In the situation you describe, you will get two intact copies of the blob.
Another solution might be a schema like this:
BinariesHistory( id, versionNumber, blob, userID, creationTimestamp,
primary key( id, versionNumber ) )
Binaries( id primary key, newestVersionNumber, foreign key( id,
newestVersionNumber ) references BinariesHistory( id, versionNumber ) )
Hope this helps,
-Rick
Daniel Noll wrote:
Hi all.
This is probably a weird question.
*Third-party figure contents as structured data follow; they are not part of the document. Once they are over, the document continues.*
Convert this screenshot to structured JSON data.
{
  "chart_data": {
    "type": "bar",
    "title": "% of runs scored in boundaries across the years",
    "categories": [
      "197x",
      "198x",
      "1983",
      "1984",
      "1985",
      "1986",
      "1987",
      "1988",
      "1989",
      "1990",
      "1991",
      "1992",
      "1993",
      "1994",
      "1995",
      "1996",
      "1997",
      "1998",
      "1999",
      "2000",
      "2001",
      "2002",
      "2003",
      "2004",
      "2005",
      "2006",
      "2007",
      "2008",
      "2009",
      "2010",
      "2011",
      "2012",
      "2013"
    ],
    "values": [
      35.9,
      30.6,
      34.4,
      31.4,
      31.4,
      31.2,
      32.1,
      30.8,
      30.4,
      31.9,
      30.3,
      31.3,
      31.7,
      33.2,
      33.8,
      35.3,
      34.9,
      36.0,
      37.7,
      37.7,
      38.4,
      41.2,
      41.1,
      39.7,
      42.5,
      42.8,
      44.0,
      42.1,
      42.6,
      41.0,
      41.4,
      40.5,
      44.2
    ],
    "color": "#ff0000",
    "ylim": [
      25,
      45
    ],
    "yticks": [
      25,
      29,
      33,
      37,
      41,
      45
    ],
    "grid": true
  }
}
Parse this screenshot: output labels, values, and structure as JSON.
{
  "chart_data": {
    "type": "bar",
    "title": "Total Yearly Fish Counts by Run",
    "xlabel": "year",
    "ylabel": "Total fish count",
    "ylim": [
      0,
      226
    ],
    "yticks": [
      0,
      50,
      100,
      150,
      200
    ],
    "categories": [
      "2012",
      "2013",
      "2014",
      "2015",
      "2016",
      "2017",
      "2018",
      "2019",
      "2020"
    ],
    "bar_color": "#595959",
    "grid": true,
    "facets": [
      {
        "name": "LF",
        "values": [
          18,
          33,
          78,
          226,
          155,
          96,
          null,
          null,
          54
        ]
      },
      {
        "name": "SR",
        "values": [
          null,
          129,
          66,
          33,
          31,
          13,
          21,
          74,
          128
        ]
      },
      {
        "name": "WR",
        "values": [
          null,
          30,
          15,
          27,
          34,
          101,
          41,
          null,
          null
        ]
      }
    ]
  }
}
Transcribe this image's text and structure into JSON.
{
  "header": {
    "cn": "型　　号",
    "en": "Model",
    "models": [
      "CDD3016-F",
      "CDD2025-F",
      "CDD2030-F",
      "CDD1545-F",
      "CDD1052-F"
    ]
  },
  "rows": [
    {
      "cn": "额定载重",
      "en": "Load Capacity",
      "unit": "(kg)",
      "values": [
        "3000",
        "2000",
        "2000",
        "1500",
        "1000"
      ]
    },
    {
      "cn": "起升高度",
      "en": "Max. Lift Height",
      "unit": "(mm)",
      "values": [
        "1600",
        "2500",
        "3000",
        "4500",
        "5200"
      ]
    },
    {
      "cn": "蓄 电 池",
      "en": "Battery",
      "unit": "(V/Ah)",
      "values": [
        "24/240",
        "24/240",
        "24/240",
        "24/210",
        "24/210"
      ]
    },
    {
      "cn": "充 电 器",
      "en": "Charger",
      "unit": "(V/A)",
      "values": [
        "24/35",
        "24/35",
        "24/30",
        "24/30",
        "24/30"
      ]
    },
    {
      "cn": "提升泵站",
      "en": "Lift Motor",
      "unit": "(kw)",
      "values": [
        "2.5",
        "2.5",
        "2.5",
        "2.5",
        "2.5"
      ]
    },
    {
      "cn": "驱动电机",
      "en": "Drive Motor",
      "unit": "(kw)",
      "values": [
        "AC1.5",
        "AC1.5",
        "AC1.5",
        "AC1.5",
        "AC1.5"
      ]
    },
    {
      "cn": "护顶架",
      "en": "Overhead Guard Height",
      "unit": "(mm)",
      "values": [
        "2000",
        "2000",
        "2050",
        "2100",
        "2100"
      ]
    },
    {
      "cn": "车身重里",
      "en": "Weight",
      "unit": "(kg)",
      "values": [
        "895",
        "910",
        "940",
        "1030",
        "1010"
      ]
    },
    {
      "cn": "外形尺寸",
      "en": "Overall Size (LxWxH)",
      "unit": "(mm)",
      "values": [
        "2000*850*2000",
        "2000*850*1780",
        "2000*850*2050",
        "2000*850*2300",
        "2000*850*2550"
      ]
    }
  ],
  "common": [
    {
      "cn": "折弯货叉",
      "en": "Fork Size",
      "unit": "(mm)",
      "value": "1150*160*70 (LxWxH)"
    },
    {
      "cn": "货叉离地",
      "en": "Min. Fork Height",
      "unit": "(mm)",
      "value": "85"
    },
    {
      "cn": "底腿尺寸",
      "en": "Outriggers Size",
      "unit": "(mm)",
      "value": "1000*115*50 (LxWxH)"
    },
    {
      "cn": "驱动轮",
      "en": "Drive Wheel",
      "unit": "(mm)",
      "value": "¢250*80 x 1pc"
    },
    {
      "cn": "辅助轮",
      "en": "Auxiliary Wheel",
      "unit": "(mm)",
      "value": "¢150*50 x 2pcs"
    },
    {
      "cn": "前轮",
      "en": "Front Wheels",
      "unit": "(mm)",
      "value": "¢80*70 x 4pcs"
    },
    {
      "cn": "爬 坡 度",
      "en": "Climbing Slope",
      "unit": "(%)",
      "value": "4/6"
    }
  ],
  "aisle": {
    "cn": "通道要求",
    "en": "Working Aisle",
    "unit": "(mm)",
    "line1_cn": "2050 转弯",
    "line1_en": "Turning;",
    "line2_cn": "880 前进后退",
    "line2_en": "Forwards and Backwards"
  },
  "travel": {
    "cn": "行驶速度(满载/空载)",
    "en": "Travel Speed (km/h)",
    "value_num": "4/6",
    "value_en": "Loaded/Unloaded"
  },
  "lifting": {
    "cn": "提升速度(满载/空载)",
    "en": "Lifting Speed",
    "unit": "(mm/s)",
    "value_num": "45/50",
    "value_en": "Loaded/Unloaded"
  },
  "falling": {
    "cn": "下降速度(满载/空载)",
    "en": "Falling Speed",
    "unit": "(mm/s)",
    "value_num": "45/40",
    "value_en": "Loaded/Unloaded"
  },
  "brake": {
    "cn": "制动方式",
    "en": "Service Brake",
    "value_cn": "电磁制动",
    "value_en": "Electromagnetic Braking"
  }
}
I was considering implementing a
database something like this...
CREATE TABLE Binaries {
id INTEGER NOT NULL PRIMARY KEY,
data BLOB(1G) NOT NULL
}
CREATE TABLE BinariesHistory {
id INTEGER NOT NULL,
data BLOB(1G) NOT NULL,
version INTEGER NOT NULL,
user_id INTEGER NOT NULL,
created_at TIMESTAMP NOT NULL,
PRIMARY KEY (integer, version)
}
In this fashion querying Binaries for an item will be quicker than
doing it for BinariesHistory as the table size will be fairly large
and Binaries has only a single id to look stuff up whereas with
BinariesHistory you would need to return all items and select the one
where version = MAX(version).
My concern is not knowing what happens to the BLOB. If I insert into
BinariesHistory and then do a second query which copies part of the
row I just inserted into Binaries, will Derby create a second copy of
the BLOB (undesirable) or will it create a reference to the *same* BLOB?